Nel disobbedire a Dio ecco che il genere umano, mirabilmente rappresentato dalla coppia dei progenitori nel Giardino dell’Eden, rivela ciò di cui è capace: dare inizio a ciò che prima non c’era, si potrebbe dire ancora con Hannah Arendt, ossia immettere nell’ordine rassicurante e promettente un principio sovversivo; scegliere di allontanarsi da quello sguardo protettivo e confortante che il divino ordinatore rivolgeva, fin dall’inizio, su ogni natura creata, nella recondita speranza di poter essere ciascuno diverso da ciò che era e sempre più simile a Lui. Nel riconoscere la supremazia dell’Altro, la creatura, nata buona, desidera essere altro da sé, cioè manifesta un desiderio per certi versi eccessivo e contrario al suo essere limitata: elevarsi, abbandonare lo stato creaturale per assumere quello divino. Ma alla creatura non è consentito di infrangere il comando e non saranno l’orgoglio e la volontà a condurla in alto, ma solo l’umiltà e l’amore nel loro discendere verso il basso a riscattare le infermità e gli errori umani.
Questo dice il racconto della tradizione religiosa occidentale: l’essere umano, rappresentato dalla coppia genesiaca, che non avrebbe dovuto oltrepassare i limiti legati al suo non essere autosufficiente, si è sottratta al comando e, anziché liberarsi dai vincoli di una presunta subalternità e dipendenza, ha ottenuto una pena esemplare, da cui solo un altro evento sovversivo avrebbe potuto riscattarlo.
Dall’albero dell’Eden a quello del Golgota, l’umanità si scopre annodata a due legni: il primo è il legno dell’orgoglio che, nella promessa di un’elevazione, abbassa le creature riducendole a nudità oscene che hanno orrore persino dei loro corpi; il secondo è il legno dell’umiltà che, nonostante il tradimento degli amici, innalza la carne straziata sotto i colpi della frusta e dei chiodi, verso le vette dell’eterna redenzione. Tra questi due legni si dispiega la vicenda dell’umanità.
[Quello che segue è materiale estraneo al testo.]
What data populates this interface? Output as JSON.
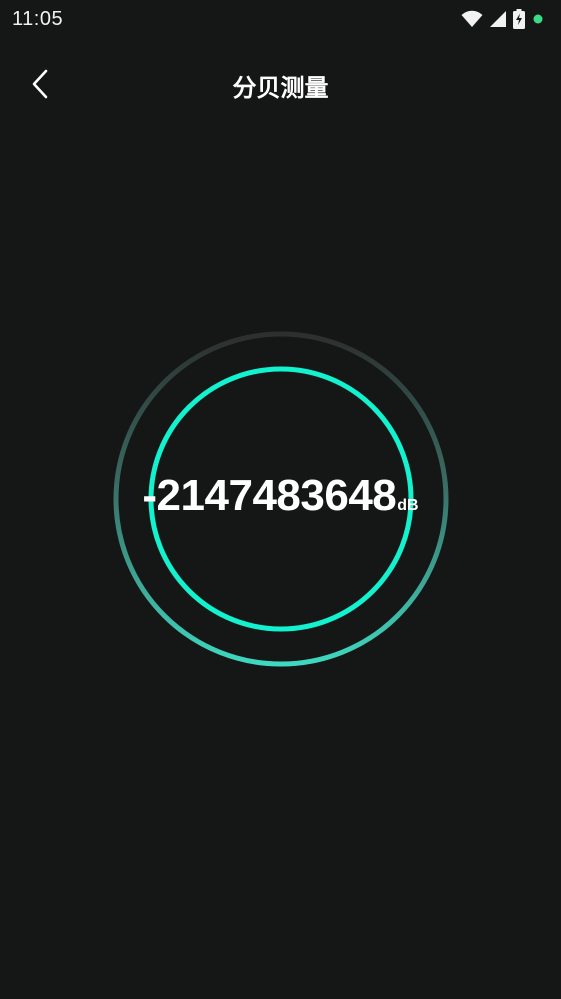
{
  "status_bar": {
    "time": "11:05",
    "icons": [
      "wifi-icon",
      "cellular-signal-icon",
      "battery-charging-icon",
      "notification-dot-icon"
    ],
    "dot_color": "#3ddc84"
  },
  "app_bar": {
    "back_icon": "chevron-left-icon",
    "title": "分贝测量"
  },
  "meter": {
    "value": "-2147483648",
    "unit": "dB",
    "inner_ring_color": "#12f2cf",
    "outer_ring_gradient": [
      "#2c2f2e",
      "#3fd8c0"
    ]
  },
  "colors": {
    "background": "#151716",
    "text": "#ffffff"
  }
}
Dopo aver perso i privilegi che le erano stati riservati, la creatura umana, con pene e sofferenze, deve districarsi nei meandri di una vita che somiglia sempre più ad una corsa ad ostacoli. Per questo gli esseri umani sono guidati e quasi sorretti per un verso dalla legge per l’altro dalla Grazia, dice Agostino: «La legge infatti più che aiutare comanda, diagnostica il male, non lo guarisce, anzi il male che essa non guarisce piuttosto lo acuisce, perché si cerchi più attentamente e più sollecitamente la medicina della grazia» (Agostino, 8,9). In altri termini, gli esseri umani, dopo aver perso i privilegi che gli erano stati concessi dalle mani del Creatore, si riconoscono sempre più bisognosi di un Altro che regoli i rapporti interpersonali, ossia di una guida che li mantenga nell’orbita del bene, per sottrarli al dominio del loro egoismo che ostacola e minaccia l’uso delle loro migliori facoltà.
Il racconto biblico si focalizza sulla realtà dell’essere umano, sulla sua incapacità di controllare e contenere le spinte della volontà e su come, nonostante la sua capacità razionale, ceda alle lusinghe del tentatore, peccando. La solidità di un essere creato a immagine e somiglianza del Creatore viene, in tal senso, minacciata e indebolita dalla sua stessa superbia, che anziché innalzarlo lo fa sprofondare nell’abisso del male. Per questo motivo Agostino ci ricorda che «Ai superbi dunque lo stesso esser rinchiusi sotto il peccato più strettamente e più manifestamente è utile, perché nel fare la giustizia non presumano delle forze del libero arbitrio come se fossero forze proprie di esso, ma sia chiusa ogni bocca e tutto il mondo sia riconosciuto colpevole di fronte a Dio» (ibidem).
Peccato è per Agostino l’atto con cui l’essere creaturale infrange l’ordine tra mezzi e fini, mostrando quella che diverrà l’inclinazione più ricorrente: considerare l’ordine della vita temporale come l’unico e il più importante, perché presente e promettente rispetto a quello della vita eterna, inaccessibile e vissuto come un orizzonte lontano, razionalmente inattingibile e, dunque, solo probabile.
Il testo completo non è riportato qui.